Introduction: The Ford Foundation and Civil Rights
When Darren Walker, president of the Ford Foundation, announced in June that changes in Ford’s approach to giving are being designed to “confront the growth of inequality in our world”, he envisioned “a social justice philanthropy for the 21st century” in which “our commitment to human rights and human dignity will be at the center” of all the Foundation’s work.
This issue of the newsletter considers how some key people, past and present, were instrumental in positioning the Foundation in the 20th century as a world-wide leader in promoting civil and human rights and social justice, individuals who have been a major part of Darren Walker’s assessment that “the history of the Foundation reflects the history of social progress over the last six decades.”
We begin with the stories of four champions of individual rights and dignity who, in the course of just two months, passed away last fall: Lynn Walker Huntley, Robert Curvin, Sara Rios and Jacqueline Berrien.
Tributes to the work and legacy, in particular, of Lynn Walker Huntley, have been written for the newsletter by two former colleagues, Mora McLean and Emmett Carson.
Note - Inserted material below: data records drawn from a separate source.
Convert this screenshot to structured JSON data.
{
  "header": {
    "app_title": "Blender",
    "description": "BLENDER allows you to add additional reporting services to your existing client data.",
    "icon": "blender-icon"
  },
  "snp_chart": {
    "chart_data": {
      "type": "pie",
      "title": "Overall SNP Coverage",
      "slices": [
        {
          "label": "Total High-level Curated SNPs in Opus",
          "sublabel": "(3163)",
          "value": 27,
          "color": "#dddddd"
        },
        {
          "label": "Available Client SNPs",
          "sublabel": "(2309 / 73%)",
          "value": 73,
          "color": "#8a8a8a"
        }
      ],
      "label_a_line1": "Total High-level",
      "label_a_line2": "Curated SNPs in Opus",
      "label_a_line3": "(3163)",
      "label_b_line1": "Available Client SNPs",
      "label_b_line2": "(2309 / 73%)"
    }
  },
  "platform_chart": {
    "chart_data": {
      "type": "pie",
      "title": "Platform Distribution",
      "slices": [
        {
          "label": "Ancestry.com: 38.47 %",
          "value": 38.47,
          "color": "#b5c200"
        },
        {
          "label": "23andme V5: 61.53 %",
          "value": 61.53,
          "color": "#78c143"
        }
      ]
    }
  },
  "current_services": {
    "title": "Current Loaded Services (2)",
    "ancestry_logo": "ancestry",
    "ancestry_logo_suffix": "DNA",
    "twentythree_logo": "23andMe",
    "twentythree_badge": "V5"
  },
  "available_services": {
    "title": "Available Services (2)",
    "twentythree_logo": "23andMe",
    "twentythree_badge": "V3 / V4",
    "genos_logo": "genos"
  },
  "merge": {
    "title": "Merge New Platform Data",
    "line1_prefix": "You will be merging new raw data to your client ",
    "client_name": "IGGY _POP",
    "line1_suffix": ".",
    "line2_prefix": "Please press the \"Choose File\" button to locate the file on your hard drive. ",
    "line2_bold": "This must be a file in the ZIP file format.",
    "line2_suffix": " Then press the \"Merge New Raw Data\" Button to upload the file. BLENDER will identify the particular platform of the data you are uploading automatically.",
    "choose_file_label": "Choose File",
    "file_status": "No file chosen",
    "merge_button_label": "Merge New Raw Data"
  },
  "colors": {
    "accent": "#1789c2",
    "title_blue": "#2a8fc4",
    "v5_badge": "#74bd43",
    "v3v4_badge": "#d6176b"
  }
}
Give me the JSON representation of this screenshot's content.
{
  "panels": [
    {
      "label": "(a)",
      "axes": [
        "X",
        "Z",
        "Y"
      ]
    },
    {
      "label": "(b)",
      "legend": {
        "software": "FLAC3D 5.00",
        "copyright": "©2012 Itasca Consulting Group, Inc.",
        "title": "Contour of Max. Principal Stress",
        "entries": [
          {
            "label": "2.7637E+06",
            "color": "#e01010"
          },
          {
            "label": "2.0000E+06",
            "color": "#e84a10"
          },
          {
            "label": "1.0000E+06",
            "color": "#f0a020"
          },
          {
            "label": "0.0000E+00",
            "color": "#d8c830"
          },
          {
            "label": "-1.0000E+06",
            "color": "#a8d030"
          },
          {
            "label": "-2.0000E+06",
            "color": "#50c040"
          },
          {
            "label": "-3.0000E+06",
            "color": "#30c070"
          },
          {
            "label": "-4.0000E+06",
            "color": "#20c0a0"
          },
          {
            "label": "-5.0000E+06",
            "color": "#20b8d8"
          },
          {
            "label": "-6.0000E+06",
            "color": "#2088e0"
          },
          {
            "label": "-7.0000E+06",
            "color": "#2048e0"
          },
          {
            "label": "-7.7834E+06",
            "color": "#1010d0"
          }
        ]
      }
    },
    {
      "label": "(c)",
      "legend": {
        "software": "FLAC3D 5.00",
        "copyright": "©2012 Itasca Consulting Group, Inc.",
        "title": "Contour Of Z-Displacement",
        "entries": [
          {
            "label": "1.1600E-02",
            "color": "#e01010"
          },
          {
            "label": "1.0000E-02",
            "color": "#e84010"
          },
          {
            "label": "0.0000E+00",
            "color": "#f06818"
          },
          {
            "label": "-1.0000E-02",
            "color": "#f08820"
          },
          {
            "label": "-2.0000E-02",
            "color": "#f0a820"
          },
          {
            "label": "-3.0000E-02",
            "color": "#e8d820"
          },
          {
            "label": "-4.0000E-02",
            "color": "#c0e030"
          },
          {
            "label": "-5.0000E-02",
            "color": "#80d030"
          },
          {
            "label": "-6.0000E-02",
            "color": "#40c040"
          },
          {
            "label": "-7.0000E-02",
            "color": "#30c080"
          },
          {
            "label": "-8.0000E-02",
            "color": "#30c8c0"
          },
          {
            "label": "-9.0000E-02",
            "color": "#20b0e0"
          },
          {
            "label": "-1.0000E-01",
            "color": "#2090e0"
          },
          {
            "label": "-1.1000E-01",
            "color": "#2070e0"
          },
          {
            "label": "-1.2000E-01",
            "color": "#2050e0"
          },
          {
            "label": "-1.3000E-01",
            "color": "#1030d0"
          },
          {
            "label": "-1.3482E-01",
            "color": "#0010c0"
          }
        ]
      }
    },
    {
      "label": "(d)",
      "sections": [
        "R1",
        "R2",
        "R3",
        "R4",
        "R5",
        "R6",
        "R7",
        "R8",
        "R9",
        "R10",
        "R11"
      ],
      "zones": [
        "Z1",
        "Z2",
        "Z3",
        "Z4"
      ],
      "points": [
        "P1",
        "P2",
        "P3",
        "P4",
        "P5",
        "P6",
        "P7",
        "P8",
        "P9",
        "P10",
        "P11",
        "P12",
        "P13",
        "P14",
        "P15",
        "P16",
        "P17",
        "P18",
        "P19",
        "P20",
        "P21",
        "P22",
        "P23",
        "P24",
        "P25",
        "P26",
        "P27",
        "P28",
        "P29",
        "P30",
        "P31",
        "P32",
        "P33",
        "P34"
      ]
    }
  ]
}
And we include articles by the leaders of two organizations that have been recipients of Foundation grants, Anthony Romero, executive director of the American Civil Liberties Union (ACLU), himself a former Foundation staff member who worked with Lynn Walker Huntley, and Antonia Hernandez, who has long worked for Latina civil and voting rights, primarily with the Mexican American Legal Defense and Educational Fund (MALDEF).